Hope can be a vulnerable thing.  Hoping for something means opening ourselves up to possible disappointment if we don’t get it.  Putting ourselves out there as someone who wants something can risk exposing our pink underbelly of tender optimism.  We guard our hope, nurturing it in secret, not wanting to speak it aloud as if it might jinx our chances of seeing it grow and yield what we dream of.  Yet hope springs unbidden from the cracks that form in adversity.  Even when everything seems lost, our minds search for new things to hope for.
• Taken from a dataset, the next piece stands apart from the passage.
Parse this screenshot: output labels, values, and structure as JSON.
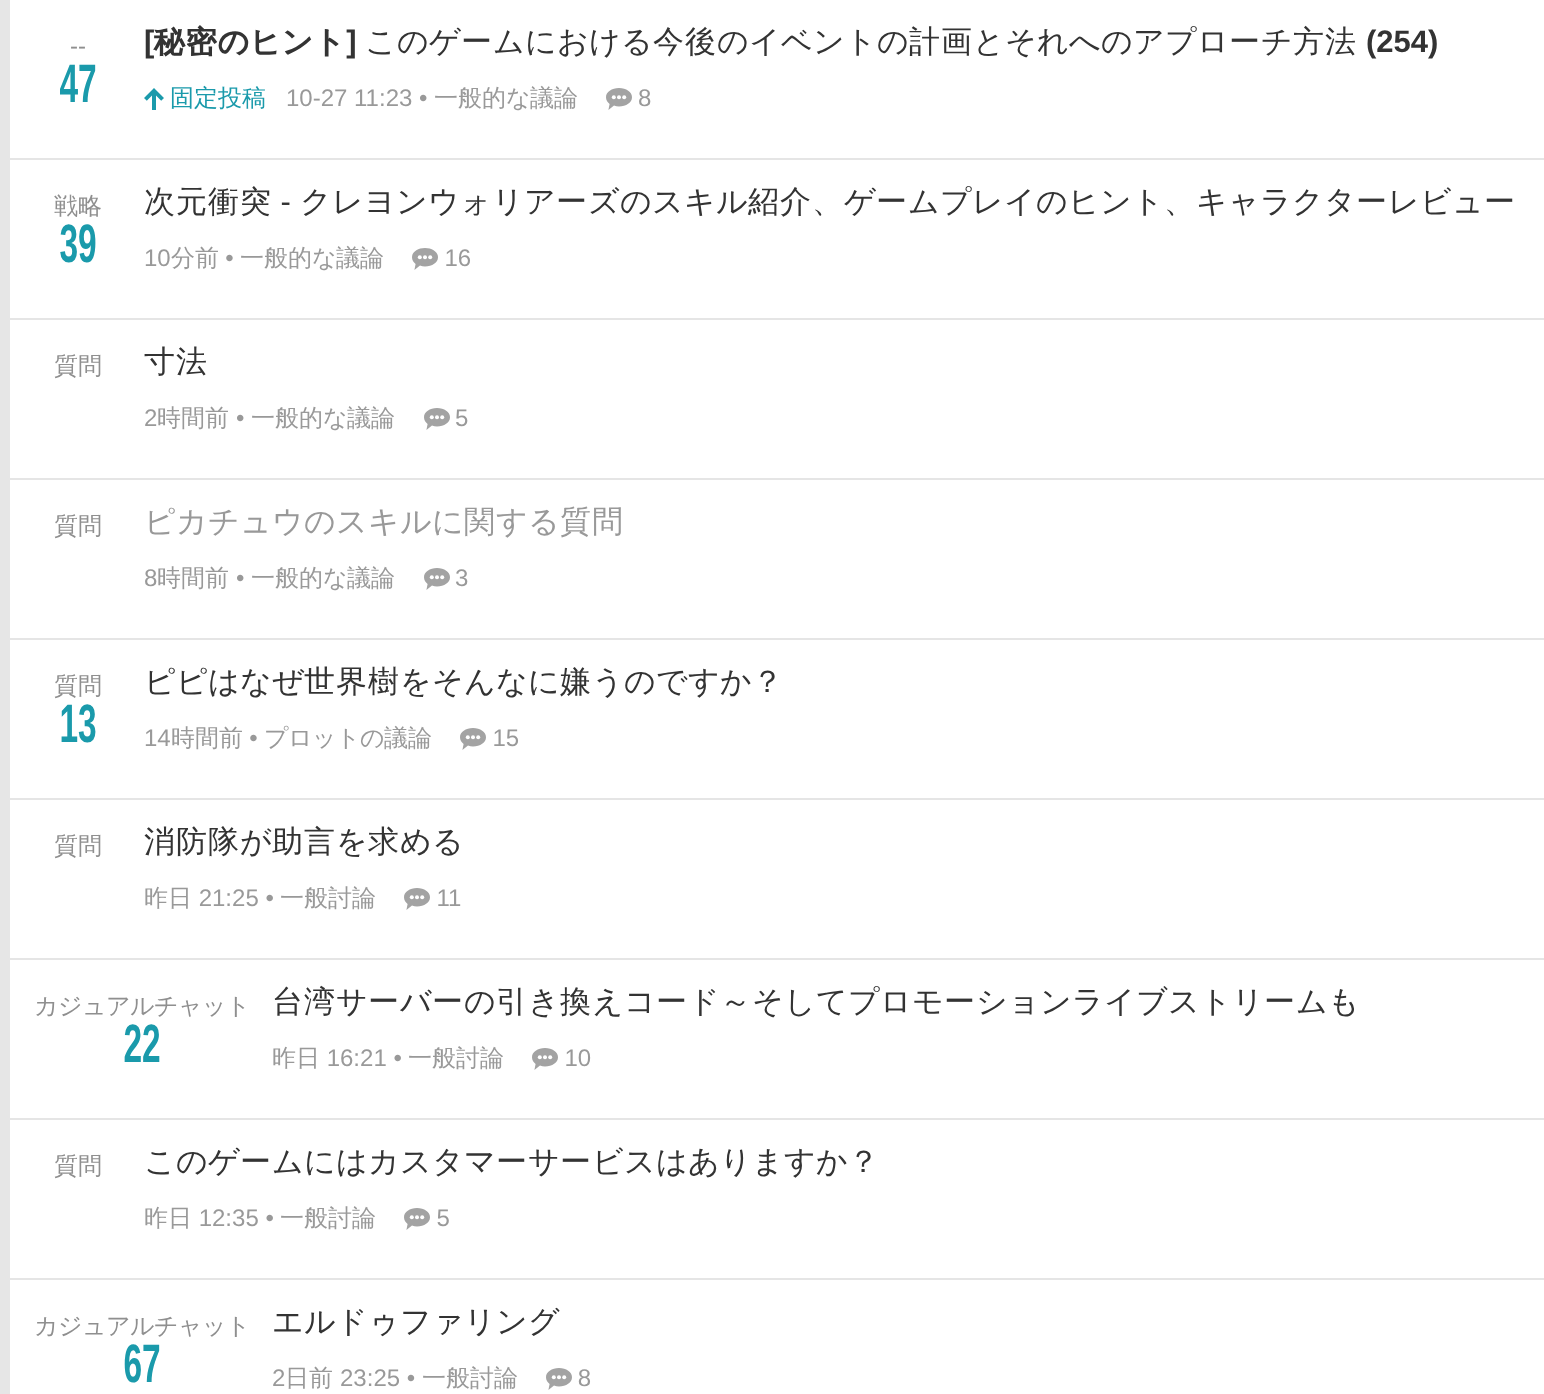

Viktor Frankl, in his book Man’s Search for Meaning, illustrates how hope can carry us through unimaginable horrors.  Even in a Nazi concentration camp when everything was taken from him, he found himself hoping for a few bits of vegetables ladled from the bottom of the pot of broth, and hoping to be worthy of his suffering.  Hope changes over time.  When navigating a terminal illness hope might shift as we move from hoping for a cure, then for more time, then for a few more good pain-free days, then finally hope that our family will be ok after we are gone.

Hope is what keeps us going when times are hard, and it is what drives us toward what we want in life.  It gives us something to look forward to and a reason to persevere in the face of adversity.  Realistic hope is creative and flexible; it can evolve and nimbly rearrange itself around changes in our circumstances.  We all had a firsthand lesson in the creative flexibility of hope during this past year as our hopes shifted from going to graduations, parties, weddings and celebrating milestones to staying safe, carving out a life for ourselves in isolation, and making it through this ordeal with a newfound gratitude for the things in life we took for granted.

Give yourself permission to be bravely vulnerable in what you are hoping for.  Share it with others, speak your hopes aloud and spread the seed of hope to others you encounter.  Like pessimism, hope can also be contagious.  In nurturing your own hopes and demonstrating how adaptable, creative and flexible hope can be, you just might inspire someone to open up a crack in their own adversity and let a little sprig of tentative hope emerge.